SUARABOTIM.COM – Dewan Pimpinan Cabang (DPC) Partai Persatuan Pembangunan (PPP) Kabupaten Bogor menggelar Rapat Kerja (Raker) Tahun 2026 di Kantor Sekretariat DPC PPP Kabupaten Bogor, Cibinong. Senin (22/6/2026).
Rapat tersebut menjadi pertemuan perdana jajaran pengurus periode 2026-2031 sekaligus membahas sejumlah agenda strategis dalam menghadapi tahapan politik mendatang.
Sekretaris DPC PPP Kabupaten Bogor H. Junaidi Samsudin mengatakan, rapat kerja perdana ini menjadi momentum silaturahmi sekaligus konsolidasi internal setelah terbentuknya kepengurusan baru.
“Agenda hari ini adalah silaturahmi dan rapat kerja terkait susunan pengurus terbaru periode 2026–2031. Ada banyak hal yang dibahas, terutama agenda-agenda organisasi yang harus segera dijalankan,” ujar Kang Junsam sapaan akrabnya kepada Aktualita.co.id.
Wakil Ketua DPRD Kabupaten Bogor itu juga menjelaskan, Salah satu pembahasan utama dalam rapat tersebut adalah persiapan pelaksanaan Musyawarah Anak Cabang (Musancab) di seluruh kecamatan di Kabupaten Bogor.
“Dari bulan ini hingga tiga bulan ke depan, Musancab di tingkat kecamatan harus sudah selesai. Karena itu, pembahasannya lebih difokuskan pada kesiapan pelaksanaan Musancab,” jelasnya.
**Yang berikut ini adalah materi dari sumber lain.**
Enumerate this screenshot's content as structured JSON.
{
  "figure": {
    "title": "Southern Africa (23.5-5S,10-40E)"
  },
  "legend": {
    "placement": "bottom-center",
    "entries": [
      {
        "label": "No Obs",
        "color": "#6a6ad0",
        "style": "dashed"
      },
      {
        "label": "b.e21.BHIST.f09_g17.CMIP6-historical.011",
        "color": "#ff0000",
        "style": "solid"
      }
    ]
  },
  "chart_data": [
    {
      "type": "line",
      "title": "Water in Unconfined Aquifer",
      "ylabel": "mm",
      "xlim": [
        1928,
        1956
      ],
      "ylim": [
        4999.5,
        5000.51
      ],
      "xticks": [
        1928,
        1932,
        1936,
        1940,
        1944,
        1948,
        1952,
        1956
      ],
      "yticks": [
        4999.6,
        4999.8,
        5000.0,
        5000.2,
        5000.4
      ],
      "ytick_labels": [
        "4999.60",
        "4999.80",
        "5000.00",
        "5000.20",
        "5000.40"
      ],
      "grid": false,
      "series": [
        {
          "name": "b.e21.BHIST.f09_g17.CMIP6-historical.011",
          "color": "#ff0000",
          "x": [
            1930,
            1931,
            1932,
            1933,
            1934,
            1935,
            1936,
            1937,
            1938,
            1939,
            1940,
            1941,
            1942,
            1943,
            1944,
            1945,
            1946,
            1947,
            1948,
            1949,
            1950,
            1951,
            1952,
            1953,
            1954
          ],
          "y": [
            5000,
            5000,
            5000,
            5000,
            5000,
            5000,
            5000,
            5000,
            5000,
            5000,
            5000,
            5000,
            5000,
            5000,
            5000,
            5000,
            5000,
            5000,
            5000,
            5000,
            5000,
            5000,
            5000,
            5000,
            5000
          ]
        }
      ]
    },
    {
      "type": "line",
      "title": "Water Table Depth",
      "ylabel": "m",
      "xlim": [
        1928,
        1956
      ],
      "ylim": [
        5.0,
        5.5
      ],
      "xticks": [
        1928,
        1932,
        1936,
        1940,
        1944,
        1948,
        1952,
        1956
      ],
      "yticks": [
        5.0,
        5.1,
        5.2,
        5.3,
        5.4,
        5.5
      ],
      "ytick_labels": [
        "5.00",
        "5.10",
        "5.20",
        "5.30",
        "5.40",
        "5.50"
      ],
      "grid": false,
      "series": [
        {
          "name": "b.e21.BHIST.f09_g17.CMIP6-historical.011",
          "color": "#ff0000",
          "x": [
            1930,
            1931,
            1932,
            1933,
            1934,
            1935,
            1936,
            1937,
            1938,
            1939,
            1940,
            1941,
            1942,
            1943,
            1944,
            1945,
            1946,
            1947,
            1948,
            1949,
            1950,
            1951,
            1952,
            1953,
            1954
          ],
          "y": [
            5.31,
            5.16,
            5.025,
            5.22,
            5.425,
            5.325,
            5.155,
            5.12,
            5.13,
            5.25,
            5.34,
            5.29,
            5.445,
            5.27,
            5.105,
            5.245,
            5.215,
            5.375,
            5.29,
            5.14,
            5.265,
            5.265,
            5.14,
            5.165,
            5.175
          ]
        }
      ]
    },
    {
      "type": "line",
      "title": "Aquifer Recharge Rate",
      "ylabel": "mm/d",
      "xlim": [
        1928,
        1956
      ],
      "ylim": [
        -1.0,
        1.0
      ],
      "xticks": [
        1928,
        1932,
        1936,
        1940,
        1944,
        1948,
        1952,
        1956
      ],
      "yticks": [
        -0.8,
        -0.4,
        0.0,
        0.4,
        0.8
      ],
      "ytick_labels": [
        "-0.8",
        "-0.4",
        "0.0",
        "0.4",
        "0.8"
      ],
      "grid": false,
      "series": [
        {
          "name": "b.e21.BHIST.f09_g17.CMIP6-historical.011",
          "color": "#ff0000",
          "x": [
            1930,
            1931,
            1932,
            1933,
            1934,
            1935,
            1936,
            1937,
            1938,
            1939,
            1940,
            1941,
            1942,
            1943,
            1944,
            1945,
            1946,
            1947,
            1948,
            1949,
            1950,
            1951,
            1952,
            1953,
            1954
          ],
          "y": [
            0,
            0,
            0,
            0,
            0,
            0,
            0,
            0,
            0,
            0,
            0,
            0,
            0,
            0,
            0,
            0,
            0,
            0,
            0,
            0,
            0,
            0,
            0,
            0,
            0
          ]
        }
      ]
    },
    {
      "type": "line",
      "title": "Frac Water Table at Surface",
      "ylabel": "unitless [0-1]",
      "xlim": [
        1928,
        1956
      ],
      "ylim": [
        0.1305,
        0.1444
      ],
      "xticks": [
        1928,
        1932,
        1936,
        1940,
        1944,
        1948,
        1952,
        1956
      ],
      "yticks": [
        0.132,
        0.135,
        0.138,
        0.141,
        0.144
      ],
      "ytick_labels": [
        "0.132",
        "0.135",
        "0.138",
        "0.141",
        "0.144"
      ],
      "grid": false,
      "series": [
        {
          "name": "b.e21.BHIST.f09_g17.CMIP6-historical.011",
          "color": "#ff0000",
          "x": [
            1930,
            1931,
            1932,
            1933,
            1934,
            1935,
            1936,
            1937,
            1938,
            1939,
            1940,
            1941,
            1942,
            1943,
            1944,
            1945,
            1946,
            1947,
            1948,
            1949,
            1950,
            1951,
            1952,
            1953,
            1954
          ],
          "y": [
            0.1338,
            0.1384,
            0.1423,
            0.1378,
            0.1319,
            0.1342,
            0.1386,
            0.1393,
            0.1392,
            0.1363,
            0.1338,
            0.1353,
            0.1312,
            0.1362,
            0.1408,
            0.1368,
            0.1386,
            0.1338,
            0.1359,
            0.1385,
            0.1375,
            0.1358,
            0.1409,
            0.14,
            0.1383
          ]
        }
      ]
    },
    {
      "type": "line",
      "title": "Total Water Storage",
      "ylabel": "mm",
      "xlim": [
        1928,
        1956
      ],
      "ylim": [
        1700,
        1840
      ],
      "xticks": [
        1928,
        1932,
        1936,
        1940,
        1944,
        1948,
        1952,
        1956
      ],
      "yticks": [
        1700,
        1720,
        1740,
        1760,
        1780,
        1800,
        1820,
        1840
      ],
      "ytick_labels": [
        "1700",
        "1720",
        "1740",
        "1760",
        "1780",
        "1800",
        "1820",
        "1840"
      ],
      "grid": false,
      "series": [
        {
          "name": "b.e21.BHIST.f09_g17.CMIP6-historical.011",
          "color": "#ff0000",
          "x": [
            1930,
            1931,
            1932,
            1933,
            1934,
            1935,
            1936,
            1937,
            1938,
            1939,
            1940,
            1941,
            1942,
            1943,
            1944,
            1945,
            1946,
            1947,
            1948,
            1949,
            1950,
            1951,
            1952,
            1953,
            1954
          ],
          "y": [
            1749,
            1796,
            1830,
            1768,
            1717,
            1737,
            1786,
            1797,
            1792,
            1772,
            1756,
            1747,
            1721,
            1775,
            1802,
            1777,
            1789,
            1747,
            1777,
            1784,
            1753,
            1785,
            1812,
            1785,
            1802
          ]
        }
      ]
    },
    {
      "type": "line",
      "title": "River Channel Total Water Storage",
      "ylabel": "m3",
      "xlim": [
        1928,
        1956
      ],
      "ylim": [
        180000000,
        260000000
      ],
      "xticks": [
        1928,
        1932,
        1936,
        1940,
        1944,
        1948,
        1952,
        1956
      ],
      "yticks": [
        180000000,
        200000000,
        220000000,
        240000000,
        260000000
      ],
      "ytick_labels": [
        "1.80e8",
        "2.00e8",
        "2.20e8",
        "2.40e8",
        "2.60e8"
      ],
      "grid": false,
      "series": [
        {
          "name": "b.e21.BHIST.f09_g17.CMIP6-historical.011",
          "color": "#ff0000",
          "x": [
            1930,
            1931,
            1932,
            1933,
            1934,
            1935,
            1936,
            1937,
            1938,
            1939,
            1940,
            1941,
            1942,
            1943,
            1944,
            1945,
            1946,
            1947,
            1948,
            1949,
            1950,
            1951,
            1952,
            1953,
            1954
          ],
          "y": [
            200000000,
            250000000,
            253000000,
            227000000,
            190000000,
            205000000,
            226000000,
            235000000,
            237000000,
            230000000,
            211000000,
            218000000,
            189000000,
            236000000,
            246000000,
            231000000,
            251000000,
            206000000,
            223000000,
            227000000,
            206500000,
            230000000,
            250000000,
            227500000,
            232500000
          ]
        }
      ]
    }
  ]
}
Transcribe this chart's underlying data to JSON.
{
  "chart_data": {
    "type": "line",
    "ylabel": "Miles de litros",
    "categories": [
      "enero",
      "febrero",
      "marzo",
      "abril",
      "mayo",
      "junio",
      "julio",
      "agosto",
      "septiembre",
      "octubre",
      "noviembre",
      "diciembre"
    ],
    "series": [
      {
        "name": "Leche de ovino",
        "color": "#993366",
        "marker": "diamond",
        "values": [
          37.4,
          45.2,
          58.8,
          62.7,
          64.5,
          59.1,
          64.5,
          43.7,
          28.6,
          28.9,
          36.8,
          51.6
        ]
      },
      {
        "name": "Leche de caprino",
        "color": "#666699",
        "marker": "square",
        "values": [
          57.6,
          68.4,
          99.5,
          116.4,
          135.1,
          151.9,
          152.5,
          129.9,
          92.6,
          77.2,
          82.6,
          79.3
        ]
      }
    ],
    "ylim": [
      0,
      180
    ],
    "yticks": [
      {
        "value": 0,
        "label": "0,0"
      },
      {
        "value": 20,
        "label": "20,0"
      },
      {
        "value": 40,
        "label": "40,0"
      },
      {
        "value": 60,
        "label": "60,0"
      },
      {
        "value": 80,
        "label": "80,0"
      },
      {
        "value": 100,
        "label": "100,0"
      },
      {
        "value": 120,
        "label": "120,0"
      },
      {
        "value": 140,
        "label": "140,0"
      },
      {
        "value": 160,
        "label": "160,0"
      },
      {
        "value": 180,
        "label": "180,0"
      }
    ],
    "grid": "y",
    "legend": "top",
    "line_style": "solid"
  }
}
Selain itu, kata Junsam, DPC PPP Kabupaten Bogor juga mulai menggencarkan program KTA-nisasi atau pendataan dan penguatan kepemilikan Kartu Tanda Anggota (KTA) sebagai bagian dari persiapan menghadapi verifikasi faktual partai politik yang dijadwalkan berlangsung pada 2027.
Menurutnya, program tersebut menjadi langkah penting agar seluruh data keanggotaan dan struktur organisasi dapat dipastikan valid saat proses verifikasi dilakukan oleh penyelenggara pemilu.
“KTA-nisasi ini menjadi salah satu agenda penting agar ketika verifikasi faktual dilaksanakan, seluruh data keanggotaan sudah jelas dan siap diverifikasi,” katanya.
Dalam upaya memperkuat regenerasi partai, lanjt Junsam, DPC PPP Kabupaten Bogor juga akan mewajibkan kepengurusan di tingkat Pengurus Anak Cabang (PAC) untuk mengakomodasi keterwakilan generasi muda dan perempuan.
Ia menjelaskan, Ketua DPC telah menginstruksikan agar kepengurusan PAC hasil Musancab nantinya terdiri dari sedikitnya 30 persen unsur milenial atau Generasi Z, serta 30 persen keterwakilan perempuan.
“Kami ingin ada regenerasi yang kuat. Karena itu, pengurus PAC nantinya wajib mengakomodasi 30 persen dari kalangan milenial atau Gen Z dan 30 persen dari unsur perempuan,” ungkapnya.
Terkait persiapan menghadapi Pemilu 2029 yang tahapan awalnya diperkirakan mulai berjalan pada 2027, Kang Junsam menegaskan bahwa fokus utama PPP saat ini adalah menyukseskan verifikasi faktual.
Ia mengakui, karena PPP saat ini tidak memiliki keterwakilan di parlemen, maka partai harus mengikuti proses verifikasi faktual sebagaimana partai-partai yang belum memenuhi ketentuan parlemen.
“Persiapan kami saat ini difokuskan pada verifikasi faktual. Mulai dari kelengkapan KTA, keberadaan kantor PAC, kantor DPC, hingga seluruh persyaratan administrasi lainnya harus dipastikan siap. Itu yang menjadi prioritas kami sebelum memasuki tahapan Pemilu 2029,” pungkasnya.